The Rhode Island Department of Transportation (RIDOT) announced the latest step in the largest reorganization in its history that will position the department to effectively and efficiently manage and deliver transportation projects on time, on budget and with the highest quality.
On Feb. 19, the Department of Administration held public hearings on changes to the classified and unclassified service classifications and pay plans designed to authorize 14 positions at RIDOT. This is being done within RIDOT's employment level cap and budgeting has already been allocated for them. Actual hiring of new personnel cannot proceed without this public hearing process.

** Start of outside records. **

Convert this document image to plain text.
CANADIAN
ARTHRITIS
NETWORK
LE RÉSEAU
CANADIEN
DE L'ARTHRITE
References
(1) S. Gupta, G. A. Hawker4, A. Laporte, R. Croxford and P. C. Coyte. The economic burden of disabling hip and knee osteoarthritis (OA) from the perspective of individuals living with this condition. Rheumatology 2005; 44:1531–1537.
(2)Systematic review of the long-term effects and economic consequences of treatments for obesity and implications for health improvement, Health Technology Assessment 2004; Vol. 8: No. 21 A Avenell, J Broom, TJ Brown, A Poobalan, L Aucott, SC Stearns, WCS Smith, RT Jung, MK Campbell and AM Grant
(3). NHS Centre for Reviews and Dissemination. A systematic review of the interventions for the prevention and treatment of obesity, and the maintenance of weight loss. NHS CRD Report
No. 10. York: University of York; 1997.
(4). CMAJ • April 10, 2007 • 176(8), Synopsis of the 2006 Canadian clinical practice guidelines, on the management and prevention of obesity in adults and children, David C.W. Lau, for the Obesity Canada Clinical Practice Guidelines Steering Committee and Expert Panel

“While we've worked hard to support the improvement of our roads and bridges, a primary focus of the new administration also has been to move quickly to get our house in order and put the department in the best position for success,” Peter Alviti Jr., RIDOT director said. “A project management approach — an industry standard in all manner of construction — will ensure that the taxpayers' dollars are protected as we build a world-class transportation system and a stronger Rhode Island.”
RIDOT's approach follows a philosophy of “plan your work, work your plan” and includes distinct divisions for the planning and implementation of projects. This allows both units to focus on divisional objectives while still contributing toward the department's overall goal of renewing Rhode Island's infrastructure and supporting economic growth.
The centerpiece of RIDOT's reorganization is the new division of project management. This division is charged with oversight and management of all projects from initial design through final completion. Project managers at RIDOT will closely monitor schedules, coordinate permits and regulatory requirements, and ensure that projects are completed on time, on budget and at the highest quality. The hearing includes four classifications of positions for project management, one administrator, one manager and two levels of project managers. RIDOT intends to seek approximately 20 individuals for those jobs in the coming year.
Other new classes of positions to be created, or include a change in title, are as follows:
• administrator, division of planning*
• chief operating officer*
• legislative director*
• administrator, stormwater management
• administrator, office of transit, new starts, operations and transportation alternatives
• chief safety officer
• manager, construction management
• manager, in-house design engineering
• administrator, civil rights programs
• manager, materials and quality assurance
* these positions are considered unclassified
The process follows the creation of three other unclassified positions last fall — chief of staff, director of communications and policy director.
RIDOT also is announcing the hiring of Celia J. Blue as its new chief of staff. Blue has implemented performance measures and accountability metrics at MassDOT. Recruitment is under way for the other two positions.
Another major focus of RIDOT's reorganization is the abolishment of 40 funded administrative positions — including a deputy chief engineer, a building specialist, a photographer and other management positions — and transferring them to the new maintenance and operation division. Responsible for day-to-day work such as filling potholes, plowing snow, sweeping roads, cutting grass and repairing traffic signals and street lights, the number of on-the-ground workers has declined significantly over the years. These additional positions represent 1 out of every 19 employees at RIDOT, a 20 percent increase in staffing and a down payment toward improving maintenance for Rhode Island's roads and bridges.
“Preventative maintenance is critical in keeping our roads and bridges in good condition and extending their service life,” Alviti said. “It's common sense. If we keep doing what we've always done in our maintenance division, we'll get what we have now — a division that lacks the tools and personnel to do its job.”
To go along with the new emphasis on project management, RIDOT also is implementing an asset management process throughout the department. This involves developing a comprehensive infrastructure inventory, tracking each piece to assure it is properly maintained, reducing the need for costly rehabilitation and reconstruction projects.
“Using a project management approach with a strong asset management plan in place will streamline RIDOT, get us back to basics and transition the department into one that is keenly focused on planning and delivering road and bridge projects,” Alviti said.